Richmond Gear Factory Stock racer Mike Bowen’s Maverick ran when he parked it in the trailer for the ride to World Wide Technology Raceway, and good for him it ran when he went to get it out of the trailer. He didn’t touch the car between Rockingham and this weekend, but so far, so good. The heat has been a struggle for everyone, but Bowen says the track has been good, so he’s happy.   
VP Racing Madditives Renegade racer Becki Cram has become more comfortable at the wheel of her 2010 Mustang. That comfort level has helped make her a competitor no one wants to see in the other lane. Tuner and husband Joe Cram added they have changed their approach to tuning the car, as well, with more emphasis on getting down the track, making solid passes in the process. So far, after 2 qualifying rounds, Becki sits in the 4th spot with a 4.72.

Richmond Gear Factory Stock racer Chris Niebauer lamented the price of fuel to get to World Wide Technology Raceway for the 17TH Annual NMRA/NMCA SuperBowl of Street Legal Drag Racing. Niebauer did a gear swap when he arrived at the track, but his definition of a gear swap is to go from a 28-inch tall tire to a 26-inch tall tire. It’s hard to argue against that logic, because in a roundabout way it does have an effect on rear gearing. Niebauer added a new pair of Mickey Thompson Pro Bracket Radials for the event so we’ll see how he does with the gear change. For his 3rd qualifying hit, he ran a 10.30 at 129 mph, so we would say he's doing pretty well. 
When it’s hot outside, most people choose a cold beverage to provide a little relief and to stay hydrated. That’s the most common way to battle the heat. Well, the World Wide Technology Raceway starting line staff may have the best idea we’ve yet to see. Donuts!!! Yes, Krispy Kreme donuts. Why have we not thought of this before?!?!
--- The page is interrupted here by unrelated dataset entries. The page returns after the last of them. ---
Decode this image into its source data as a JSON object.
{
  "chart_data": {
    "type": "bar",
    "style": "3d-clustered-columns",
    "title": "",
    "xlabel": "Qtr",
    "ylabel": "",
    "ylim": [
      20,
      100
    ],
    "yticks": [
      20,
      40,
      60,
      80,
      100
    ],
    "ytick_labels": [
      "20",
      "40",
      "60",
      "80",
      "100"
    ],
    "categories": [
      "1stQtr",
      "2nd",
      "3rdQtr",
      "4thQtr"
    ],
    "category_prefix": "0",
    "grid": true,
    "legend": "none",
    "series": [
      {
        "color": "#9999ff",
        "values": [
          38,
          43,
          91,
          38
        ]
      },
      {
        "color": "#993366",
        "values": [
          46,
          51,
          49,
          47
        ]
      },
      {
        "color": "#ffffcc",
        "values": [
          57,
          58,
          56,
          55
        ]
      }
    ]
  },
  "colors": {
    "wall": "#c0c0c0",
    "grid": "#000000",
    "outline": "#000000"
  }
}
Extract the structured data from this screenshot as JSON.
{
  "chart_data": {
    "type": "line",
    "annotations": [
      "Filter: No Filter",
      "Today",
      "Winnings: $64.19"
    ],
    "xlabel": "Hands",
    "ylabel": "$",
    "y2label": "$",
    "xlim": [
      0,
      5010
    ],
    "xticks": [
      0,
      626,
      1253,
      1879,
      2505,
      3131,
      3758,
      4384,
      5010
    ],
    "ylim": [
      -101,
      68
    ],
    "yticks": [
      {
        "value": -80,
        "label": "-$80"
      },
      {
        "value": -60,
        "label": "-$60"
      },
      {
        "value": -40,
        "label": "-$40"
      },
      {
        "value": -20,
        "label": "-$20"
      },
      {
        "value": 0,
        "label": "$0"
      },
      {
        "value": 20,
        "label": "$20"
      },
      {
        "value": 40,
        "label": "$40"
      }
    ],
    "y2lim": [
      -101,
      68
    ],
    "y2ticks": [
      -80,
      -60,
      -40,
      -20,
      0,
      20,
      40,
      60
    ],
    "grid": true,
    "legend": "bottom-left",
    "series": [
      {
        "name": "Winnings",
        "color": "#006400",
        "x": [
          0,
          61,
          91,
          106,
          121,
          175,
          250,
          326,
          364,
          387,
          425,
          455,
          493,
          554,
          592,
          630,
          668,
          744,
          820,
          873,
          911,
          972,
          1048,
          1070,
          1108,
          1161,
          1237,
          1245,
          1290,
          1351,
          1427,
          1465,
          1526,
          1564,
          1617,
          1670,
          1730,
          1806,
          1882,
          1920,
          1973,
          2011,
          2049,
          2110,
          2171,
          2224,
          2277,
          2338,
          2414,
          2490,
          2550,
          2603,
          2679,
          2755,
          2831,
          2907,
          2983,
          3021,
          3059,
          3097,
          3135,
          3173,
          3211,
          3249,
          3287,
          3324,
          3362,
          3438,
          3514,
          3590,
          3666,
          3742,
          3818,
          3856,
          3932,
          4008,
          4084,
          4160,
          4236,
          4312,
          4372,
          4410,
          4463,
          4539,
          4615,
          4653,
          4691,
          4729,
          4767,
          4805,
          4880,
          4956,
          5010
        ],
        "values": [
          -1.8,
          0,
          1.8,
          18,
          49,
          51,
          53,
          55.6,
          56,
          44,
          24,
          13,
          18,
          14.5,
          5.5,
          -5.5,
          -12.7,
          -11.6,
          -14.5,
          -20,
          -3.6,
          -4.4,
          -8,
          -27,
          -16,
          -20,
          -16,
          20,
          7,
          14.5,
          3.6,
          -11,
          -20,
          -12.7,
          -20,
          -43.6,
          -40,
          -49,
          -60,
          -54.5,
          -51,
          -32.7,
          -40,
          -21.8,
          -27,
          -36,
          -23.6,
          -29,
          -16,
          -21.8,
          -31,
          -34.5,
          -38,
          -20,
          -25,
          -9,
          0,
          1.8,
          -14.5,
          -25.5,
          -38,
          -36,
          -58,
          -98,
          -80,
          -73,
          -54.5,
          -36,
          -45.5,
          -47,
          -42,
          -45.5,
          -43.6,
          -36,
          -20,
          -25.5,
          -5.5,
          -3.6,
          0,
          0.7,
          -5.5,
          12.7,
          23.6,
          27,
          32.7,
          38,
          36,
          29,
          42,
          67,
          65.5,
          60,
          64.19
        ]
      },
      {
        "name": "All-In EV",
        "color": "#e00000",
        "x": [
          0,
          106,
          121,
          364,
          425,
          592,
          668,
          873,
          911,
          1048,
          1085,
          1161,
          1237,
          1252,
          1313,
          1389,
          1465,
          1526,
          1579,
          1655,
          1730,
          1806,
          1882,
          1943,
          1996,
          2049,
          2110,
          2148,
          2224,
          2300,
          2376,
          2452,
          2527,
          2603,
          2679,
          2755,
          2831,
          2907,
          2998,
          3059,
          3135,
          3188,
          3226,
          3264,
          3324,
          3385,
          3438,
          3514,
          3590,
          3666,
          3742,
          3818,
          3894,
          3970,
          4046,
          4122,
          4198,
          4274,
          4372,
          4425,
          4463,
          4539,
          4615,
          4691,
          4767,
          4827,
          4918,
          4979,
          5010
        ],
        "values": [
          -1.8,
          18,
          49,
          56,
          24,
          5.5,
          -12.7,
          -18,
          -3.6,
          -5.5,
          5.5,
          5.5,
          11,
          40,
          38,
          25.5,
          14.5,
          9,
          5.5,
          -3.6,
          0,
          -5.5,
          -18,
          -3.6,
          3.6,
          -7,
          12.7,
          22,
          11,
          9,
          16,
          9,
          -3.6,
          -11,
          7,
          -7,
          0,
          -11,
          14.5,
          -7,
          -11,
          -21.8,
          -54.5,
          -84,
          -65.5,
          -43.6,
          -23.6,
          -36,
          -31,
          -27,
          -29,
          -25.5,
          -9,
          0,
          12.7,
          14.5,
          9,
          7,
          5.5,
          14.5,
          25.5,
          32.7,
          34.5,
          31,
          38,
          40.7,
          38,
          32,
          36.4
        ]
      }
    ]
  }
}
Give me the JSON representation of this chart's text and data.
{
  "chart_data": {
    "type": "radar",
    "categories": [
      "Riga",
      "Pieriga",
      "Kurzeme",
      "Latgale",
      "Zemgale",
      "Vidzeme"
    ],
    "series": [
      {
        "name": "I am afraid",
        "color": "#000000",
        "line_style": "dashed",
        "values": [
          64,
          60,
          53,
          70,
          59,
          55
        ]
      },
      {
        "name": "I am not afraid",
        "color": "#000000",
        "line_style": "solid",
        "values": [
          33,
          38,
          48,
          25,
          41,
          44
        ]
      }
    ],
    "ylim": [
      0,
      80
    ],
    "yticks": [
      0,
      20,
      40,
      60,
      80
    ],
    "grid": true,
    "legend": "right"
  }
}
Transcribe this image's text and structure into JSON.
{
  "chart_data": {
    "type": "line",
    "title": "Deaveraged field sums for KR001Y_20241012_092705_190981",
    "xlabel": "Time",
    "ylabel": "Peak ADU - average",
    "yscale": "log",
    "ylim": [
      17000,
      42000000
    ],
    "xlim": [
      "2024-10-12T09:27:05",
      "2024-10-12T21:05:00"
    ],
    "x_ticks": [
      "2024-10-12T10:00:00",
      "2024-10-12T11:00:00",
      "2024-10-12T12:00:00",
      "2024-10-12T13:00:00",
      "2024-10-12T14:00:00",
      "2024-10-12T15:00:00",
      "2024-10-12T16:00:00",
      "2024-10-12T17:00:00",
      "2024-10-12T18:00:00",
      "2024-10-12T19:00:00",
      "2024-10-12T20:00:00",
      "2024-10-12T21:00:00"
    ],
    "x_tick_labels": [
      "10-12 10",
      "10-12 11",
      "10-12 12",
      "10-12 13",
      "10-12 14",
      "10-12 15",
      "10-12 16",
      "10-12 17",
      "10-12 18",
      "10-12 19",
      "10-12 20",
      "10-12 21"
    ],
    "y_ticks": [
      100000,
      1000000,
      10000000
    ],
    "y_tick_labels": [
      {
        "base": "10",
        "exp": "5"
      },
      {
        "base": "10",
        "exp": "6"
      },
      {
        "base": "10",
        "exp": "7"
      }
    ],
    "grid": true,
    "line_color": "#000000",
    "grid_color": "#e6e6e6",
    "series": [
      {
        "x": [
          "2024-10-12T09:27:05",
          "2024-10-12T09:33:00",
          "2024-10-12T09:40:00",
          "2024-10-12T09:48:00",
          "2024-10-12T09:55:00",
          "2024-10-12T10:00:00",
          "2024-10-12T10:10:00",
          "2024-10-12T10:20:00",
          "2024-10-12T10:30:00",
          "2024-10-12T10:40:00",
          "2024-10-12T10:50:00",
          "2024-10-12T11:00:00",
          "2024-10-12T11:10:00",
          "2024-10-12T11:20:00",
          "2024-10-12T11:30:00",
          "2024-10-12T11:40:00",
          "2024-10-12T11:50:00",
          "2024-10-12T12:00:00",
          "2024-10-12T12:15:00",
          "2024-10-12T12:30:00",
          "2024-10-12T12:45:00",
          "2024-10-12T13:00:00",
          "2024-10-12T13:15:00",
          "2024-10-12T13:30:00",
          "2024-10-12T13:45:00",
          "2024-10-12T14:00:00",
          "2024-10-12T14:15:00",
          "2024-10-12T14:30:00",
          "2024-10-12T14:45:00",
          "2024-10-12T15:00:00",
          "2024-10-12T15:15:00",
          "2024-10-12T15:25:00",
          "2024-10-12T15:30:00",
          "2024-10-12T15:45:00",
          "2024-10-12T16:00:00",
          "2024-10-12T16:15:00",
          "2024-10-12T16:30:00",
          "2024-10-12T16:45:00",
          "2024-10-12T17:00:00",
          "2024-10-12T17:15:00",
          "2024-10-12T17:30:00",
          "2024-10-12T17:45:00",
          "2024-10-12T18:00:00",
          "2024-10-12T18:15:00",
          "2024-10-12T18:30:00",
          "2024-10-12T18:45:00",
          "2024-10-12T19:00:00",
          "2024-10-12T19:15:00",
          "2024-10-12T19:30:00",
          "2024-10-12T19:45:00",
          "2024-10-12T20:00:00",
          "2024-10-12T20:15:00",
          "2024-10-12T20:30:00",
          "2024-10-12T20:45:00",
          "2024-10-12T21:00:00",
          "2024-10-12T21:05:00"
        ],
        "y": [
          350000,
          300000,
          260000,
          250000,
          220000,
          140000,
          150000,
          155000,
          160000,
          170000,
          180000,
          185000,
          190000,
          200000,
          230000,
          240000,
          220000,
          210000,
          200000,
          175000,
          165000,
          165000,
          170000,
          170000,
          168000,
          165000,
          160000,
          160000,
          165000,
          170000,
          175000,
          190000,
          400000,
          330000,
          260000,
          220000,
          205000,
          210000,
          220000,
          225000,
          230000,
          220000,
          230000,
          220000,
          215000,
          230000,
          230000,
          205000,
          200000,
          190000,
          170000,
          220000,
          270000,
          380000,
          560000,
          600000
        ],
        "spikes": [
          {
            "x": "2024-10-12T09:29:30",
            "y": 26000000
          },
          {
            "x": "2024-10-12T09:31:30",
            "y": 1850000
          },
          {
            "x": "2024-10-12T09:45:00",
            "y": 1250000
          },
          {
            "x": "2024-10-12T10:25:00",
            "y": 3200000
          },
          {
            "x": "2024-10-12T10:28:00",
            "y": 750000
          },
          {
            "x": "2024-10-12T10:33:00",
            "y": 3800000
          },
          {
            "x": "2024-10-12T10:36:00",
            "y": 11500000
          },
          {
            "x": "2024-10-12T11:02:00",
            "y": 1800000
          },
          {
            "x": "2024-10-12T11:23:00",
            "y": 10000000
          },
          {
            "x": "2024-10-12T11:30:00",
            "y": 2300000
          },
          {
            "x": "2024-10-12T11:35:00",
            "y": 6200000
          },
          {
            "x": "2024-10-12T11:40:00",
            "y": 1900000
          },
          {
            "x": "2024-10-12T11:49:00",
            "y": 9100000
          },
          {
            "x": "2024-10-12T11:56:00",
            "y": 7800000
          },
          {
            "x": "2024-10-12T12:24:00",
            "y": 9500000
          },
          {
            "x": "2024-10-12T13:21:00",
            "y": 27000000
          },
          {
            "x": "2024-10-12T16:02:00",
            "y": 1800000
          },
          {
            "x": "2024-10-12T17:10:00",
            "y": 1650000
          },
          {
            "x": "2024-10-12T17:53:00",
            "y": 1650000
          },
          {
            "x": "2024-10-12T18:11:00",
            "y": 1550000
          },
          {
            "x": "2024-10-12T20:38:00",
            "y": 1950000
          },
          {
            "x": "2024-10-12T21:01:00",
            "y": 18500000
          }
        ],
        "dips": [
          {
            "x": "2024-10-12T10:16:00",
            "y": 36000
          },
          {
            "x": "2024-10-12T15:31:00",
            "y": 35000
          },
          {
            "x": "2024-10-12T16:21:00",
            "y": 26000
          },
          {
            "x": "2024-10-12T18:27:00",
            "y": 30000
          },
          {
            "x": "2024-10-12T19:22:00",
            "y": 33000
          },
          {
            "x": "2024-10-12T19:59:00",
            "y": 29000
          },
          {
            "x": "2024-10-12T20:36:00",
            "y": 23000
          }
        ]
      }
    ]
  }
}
NMRA Street Outlaw champion Phil Hines is back racing with the NMRA in the X275 category. Hines’ Mustang was down for 10 months while he had Rogue Race Cars cut the old front end off and weld a new one on. During that time, the Ohio-based racer also switched over to FuelTech EFI with help from Craig Pachar on the tuning side. Underneath the hood is a new BES Racing Engines 445ci bullet and ProCharger’s F3X-12R supercharger. 

The UPR Products Show & Shine brought out some fine-looking machines today and, of course, the action continues tomorrow as well. Perhaps the best part is that the grandstands are located right behind the car show area for easy access.

Terry Ryan of Cascade Locks, Oregon, has been playing in X275 in the eastern half of the country for the past several years. His 1989 Mustang packs a Bennett Racing 400U small-block Ford engine and is fed pressurized air via a Precision Turbo 80mm turbocharger. Josh Lyndsey handles the tuning on the FuelTech EFI and Steve Klug handles the maintenance for the Mustang. “Track Momma” Deborah Fletcher takes care of the travel plans and organization for the team, which has claimed recent wins at the 2021 Shakedown, Lights Out, and Magic 8. Mutual friend Cal Hartline connected Ryan with Pro 275/LDR Racer Frank Mewshaw who performs the driving duties, and Mewshaw told us their car excels in tricky hot tracks. The team qualified third and will face Terry Smith on Sunday in the first round of eliminations.

Mickey Thompson X275 racer Eric Moore and his crew, like everyone else here at the SuperBowl, have battled the heat and the track surface since unloading. With a Disomma Racing Engines 430-inch small block featuring Edelbrock Glidden Victor heads taking boost from a Precision 88mm single turbo, and with Joe Oplawski from Hyperaktive Performance Solutions handling the tune via a Fueltech FT600, the team saved their best pass for the last round of qualifying with a 4.34 at 171 mph to land in the 2nd spot going into eliminations. Behind the hot small block is a Proformance Transmissions 2-speed 400, while the chassis was constructed by Josh Lindsey. Moore and the crew zero in on what the chassis and suspension wants using Menscer shocks.